Point: A concise checklist streamlines selection. Evidence: Key items are frequency fit, impedance behavior, mechanical fit, and corrosion resistance. Explanation: Before purchase, confirm frequency suitability, request mechanical drawing, ask for material/plating details, verify recommended solder process, and require test reports or sample RF measurements from the supplier.
Point: Practical incoming inspection and sample RF verification. Evidence: Visual, dimensional, continuity and RF tests detect manufacturing issues early. Explanation: Perform visual inspection, dimensional check against drawing, measure center and body continuity/contact resistance, then run sample RF tests (VSWR and insertion loss) on representative assemblies. Define go/no‑go criteria based on baseline measurements and application tolerances.
This connector serves as a robust, low-cost solder-style UHF plug option for HF/VHF and limited UHF applications where mechanical durability matters more than precision RF performance.
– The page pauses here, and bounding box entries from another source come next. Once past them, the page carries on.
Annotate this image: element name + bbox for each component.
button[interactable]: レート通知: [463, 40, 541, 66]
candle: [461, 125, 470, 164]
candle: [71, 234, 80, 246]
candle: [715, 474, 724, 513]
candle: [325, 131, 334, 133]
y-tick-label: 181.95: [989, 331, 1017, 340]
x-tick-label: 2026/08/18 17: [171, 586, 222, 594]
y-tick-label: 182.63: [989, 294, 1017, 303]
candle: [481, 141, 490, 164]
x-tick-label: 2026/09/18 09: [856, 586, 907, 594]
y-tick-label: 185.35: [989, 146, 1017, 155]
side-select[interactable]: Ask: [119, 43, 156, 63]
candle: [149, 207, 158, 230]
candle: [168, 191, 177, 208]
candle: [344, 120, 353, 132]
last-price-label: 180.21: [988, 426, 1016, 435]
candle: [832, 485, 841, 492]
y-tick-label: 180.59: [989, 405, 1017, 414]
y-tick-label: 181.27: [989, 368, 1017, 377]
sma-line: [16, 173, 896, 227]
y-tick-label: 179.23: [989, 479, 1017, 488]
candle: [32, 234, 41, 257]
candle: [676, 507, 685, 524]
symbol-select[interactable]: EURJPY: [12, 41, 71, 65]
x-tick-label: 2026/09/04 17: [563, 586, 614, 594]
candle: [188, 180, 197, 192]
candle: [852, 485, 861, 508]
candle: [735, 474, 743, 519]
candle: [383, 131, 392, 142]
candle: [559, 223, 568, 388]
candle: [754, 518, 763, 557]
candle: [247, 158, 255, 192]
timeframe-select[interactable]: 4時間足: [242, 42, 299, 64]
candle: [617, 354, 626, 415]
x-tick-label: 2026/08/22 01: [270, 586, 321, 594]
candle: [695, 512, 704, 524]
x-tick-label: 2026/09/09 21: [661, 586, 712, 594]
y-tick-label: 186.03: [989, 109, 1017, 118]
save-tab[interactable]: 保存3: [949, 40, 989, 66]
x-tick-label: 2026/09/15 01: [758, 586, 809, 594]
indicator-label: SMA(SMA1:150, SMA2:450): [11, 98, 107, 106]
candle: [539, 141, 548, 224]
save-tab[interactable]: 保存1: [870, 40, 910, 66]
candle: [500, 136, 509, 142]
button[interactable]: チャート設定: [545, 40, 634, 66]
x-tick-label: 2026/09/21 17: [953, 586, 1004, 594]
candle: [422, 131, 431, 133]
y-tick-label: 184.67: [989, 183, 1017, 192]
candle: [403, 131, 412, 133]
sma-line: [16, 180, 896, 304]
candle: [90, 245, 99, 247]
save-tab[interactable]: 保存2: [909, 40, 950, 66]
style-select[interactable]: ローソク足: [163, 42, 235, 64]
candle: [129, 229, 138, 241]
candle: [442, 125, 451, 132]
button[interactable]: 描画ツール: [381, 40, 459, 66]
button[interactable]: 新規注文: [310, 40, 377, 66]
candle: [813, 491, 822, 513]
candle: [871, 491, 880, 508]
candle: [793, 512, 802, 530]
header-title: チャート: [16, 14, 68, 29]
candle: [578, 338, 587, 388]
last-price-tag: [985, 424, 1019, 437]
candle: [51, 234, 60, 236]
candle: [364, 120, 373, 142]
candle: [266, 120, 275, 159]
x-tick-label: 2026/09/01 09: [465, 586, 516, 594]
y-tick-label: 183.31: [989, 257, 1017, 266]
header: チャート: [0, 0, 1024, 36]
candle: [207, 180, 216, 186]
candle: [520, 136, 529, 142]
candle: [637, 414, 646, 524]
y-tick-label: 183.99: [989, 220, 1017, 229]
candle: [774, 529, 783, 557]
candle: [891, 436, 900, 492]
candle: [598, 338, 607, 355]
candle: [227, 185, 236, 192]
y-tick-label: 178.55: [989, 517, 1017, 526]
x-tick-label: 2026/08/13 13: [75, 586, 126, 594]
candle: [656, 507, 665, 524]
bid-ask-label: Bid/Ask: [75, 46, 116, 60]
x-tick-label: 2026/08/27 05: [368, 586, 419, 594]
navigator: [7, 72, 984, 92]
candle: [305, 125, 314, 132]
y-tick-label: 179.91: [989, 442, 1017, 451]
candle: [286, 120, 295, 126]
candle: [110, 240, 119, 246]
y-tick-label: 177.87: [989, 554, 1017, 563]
Respect the connector's non‑constant impedance behavior near 300 MHz, verify mechanical mating and solder process, and execute the outlined incoming inspection and RF sample tests prior to deployment.
Typical guidance places recommended use up to about 300 MHz for reliable mechanical and RF behavior; above that, impedance variations and rising VSWR make performance application-dependent. Always verify with sample VSWR and insertion-loss measurements on the final cable assembly and reference plane.
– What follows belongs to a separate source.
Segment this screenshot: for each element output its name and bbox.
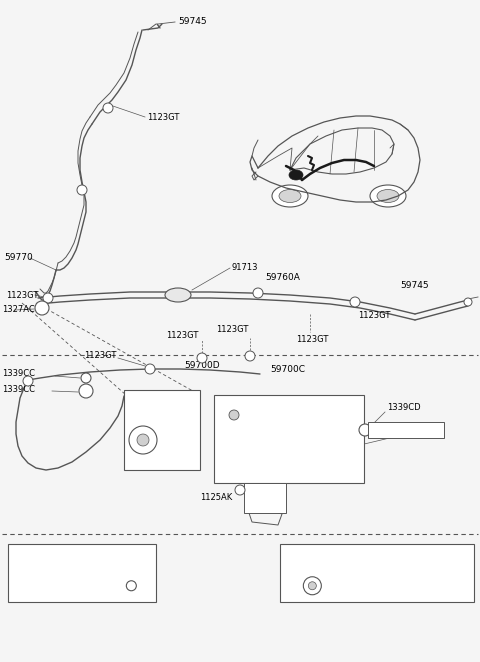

Use a controlled soldering process with appropriate flux and solder alloy per your assembly policy; maintain brief heat exposure to avoid degrading dielectric materials. Ensure the center conductor is fully wetted and the outer braid is secured under the solder sleeve to maintain mechanical strength and low contact resistance.
Baseline tests include a calibrated VSWR sweep from low end up to intended frequency, insertion-loss measurement, and return-loss. Perform these on representative assemblies using the final cable and reference plane at the connector face; include post-environmental-stress retests if qualification requires.